Işık başını tutarak derin nefes almaya çalıştı .
" Bilmiyorum . Bilmiyorum ama o adamı bir daha göreceğiz "
&&
İlker söylene söylene evine vardı. Sinirle kapıyı açıp içeri girdi. Son bir saat içinde yaşadıkları saçma bir şekilde sinirini bozmuştu. O eve ölçü almaya giderken Işık gibi bir kızla karşılaşmayı hiç beklememişti. Ondan etkilenmişti. Güzel ve seksi duruyordu.

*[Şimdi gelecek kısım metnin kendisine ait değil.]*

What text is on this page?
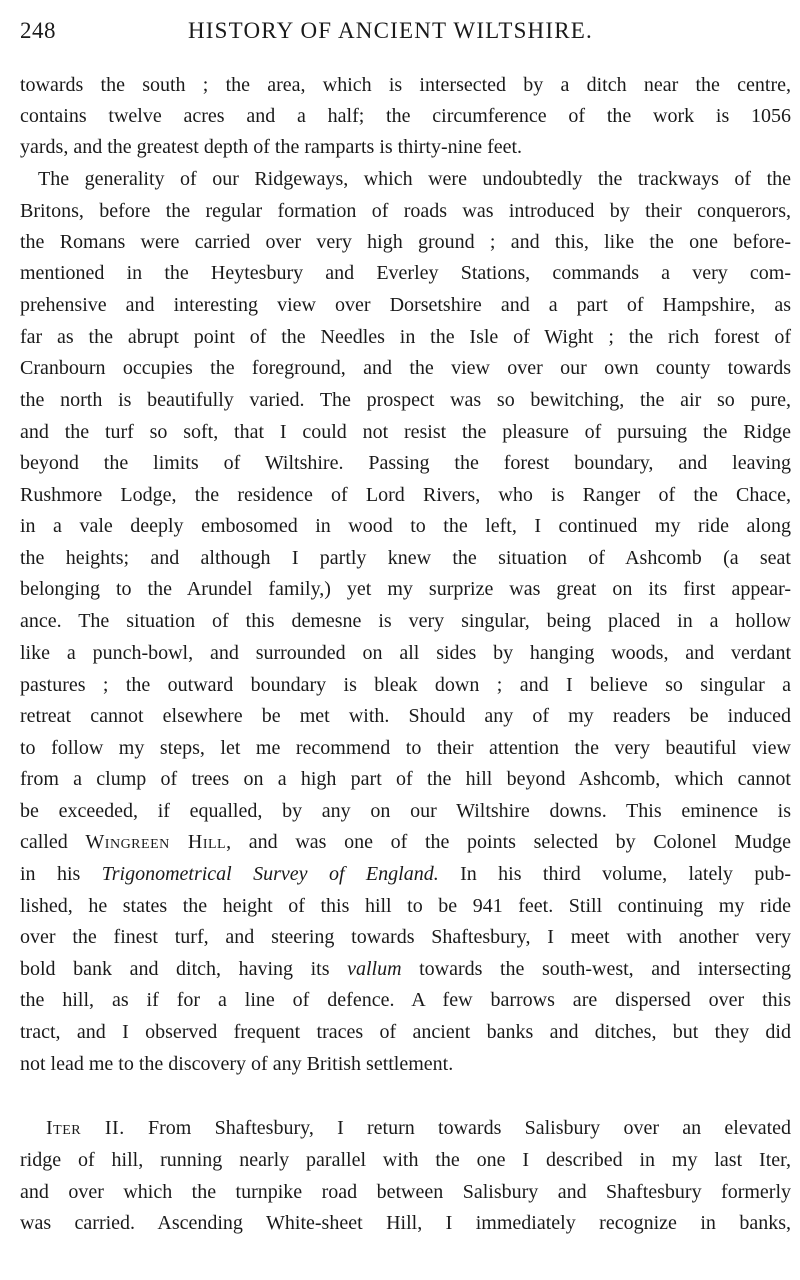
248	HISTORY OF ANCIENT WILTSHIRE.
towards the south ; the area, which is intersected by a ditch near the centre,
contains twelve acres and a half; the circumference of the work is 1056
yards, and the greatest depth of the ramparts is thirty-nine feet.
The generality of our Ridgeways, which were undoubtedly the trackways of the
Britons, before the regular formation of roads was introduced by their conquerors,
the Romans were carried over very high ground ; and this, like the one before-
mentioned in the Heytesbury and Everley Stations, commands a very com-
prehensive and interesting view over Dorsetshire and a part of Hampshire, as
far as the abrupt point of the Needles in the Isle of Wight ; the rich forest of
Cranbourn occupies the foreground, and the view over our own county towards
the north is beautifully varied. The prospect was so bewitching, the air so pure,
and the turf so soft, that I could not resist the pleasure of pursuing the Ridge
beyond the limits of Wiltshire. Passing the forest boundary, and leaving
Rushmore Lodge, the residence of Lord Rivers, who is Ranger of the Chace,
in a vale deeply embosomed in wood to the left, I continued my ride along
the heights; and although I partly knew the situation of Ashcomb (a seat
belonging to the Arundel family,) yet my surprize was great on its first appear-
ance. The situation of this demesne is very singular, being placed in a hollow
like a punch-bowl, and surrounded on all sides by hanging woods, and verdant
pastures ; the outward boundary is bleak down ; and I believe so singular a
retreat cannot elsewhere be met with. Should any of my readers be induced
to follow my steps, let me recommend to their attention the very beautiful view
from a clump of trees on a high part of the hill beyond Ashcomb, which cannot
be exceeded, if equalled, by any on our Wiltshire downs. This eminence is
called Wingreen Hill, and was one of the points selected by Colonel Mudge
in his Trigonometrical Survey of England. In his third volume, lately pub-
lished, he states the height of this hill to be 941 feet. Still continuing my ride
over the finest turf, and steering towards Shaftesbury, I meet with another very
bold bank and ditch, having its vallum towards the south-west, and intersecting
the hill, as if for a line of defence. A few barrows are dispersed over this
tract, and I observed frequent traces of ancient banks and ditches, but they did
not lead me to the discovery of any British settlement.
Iter II. From Shaftesbury, I return towards Salisbury over an elevated
ridge of hill, running nearly parallel with the one I described in my last Iter,
and over which the turnpike road between Salisbury and Shaftesbury formerly
was carried. Ascending White-sheet Hill, I immediately recognize in banks,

Daha önce hiç yapmadığı şeyler yapmış ve boş muhabbetlerle o evde biraz daha fazla kalmaya çalışmıştı. Ama mesleğini öğrendiğinde hissettiği her şey saniyeler içinde önemini kaybetmişti. Kız sahtekardı.
" Salaksın İlker "
Adam kendine kızarak üzerindeki tişörtü çıkarıp elinde top yaparak banyoya ilerledi.
&&&
Ayla çöken karanlığa aldırmadan evin kapısını çaldı. Bahçeye girdiğinden beri yaşlı bir köpek gözlerini dikmiş ona bakıyordu. Ayla rahatsız olarak yerinde kıpırdanıp kapıya döndü. Bir dakika geçmeden açılan kapı ile derin bir nefes aldı. Güler yüzlü bir kadın Ayla'yı içeri davet etti. Çok fazla konuşmadan hocanın yanına giren Ayla kadının diğerleri gibi olmadığını düşündü. İlkerden habersiz buraya gelmek istememişti ama randevu almak için aradığında onu hemen çağırmaları ve İlkere haber verecek zamanının olmaması medeni ile telefonu kapatıp hemen yola çıkmıştı. İlker bunu duysa ona çok koşardı.
Kadın, Ayla ile biraz sohbet ettikten sonra bir şeyler yapmaya başladı ve Ayla merakla onu izledi. Kadının fısıltılarının ne demek olduğunu bilmiyordu. Anlamıyordu da. Sonunda kadın, Aylanın önüne iki obje koydu biri makastı diğeri de bıçak.
' Birini seç ."
Ayla uzanıp makası aldı. Kadın memnun bir şekilde gülümseyip makası kızın elinden aldı ve havayı keser gibi bir hareket yaptı. Aylanın son gördüğü bu oldu ve bayıldığını hissetti.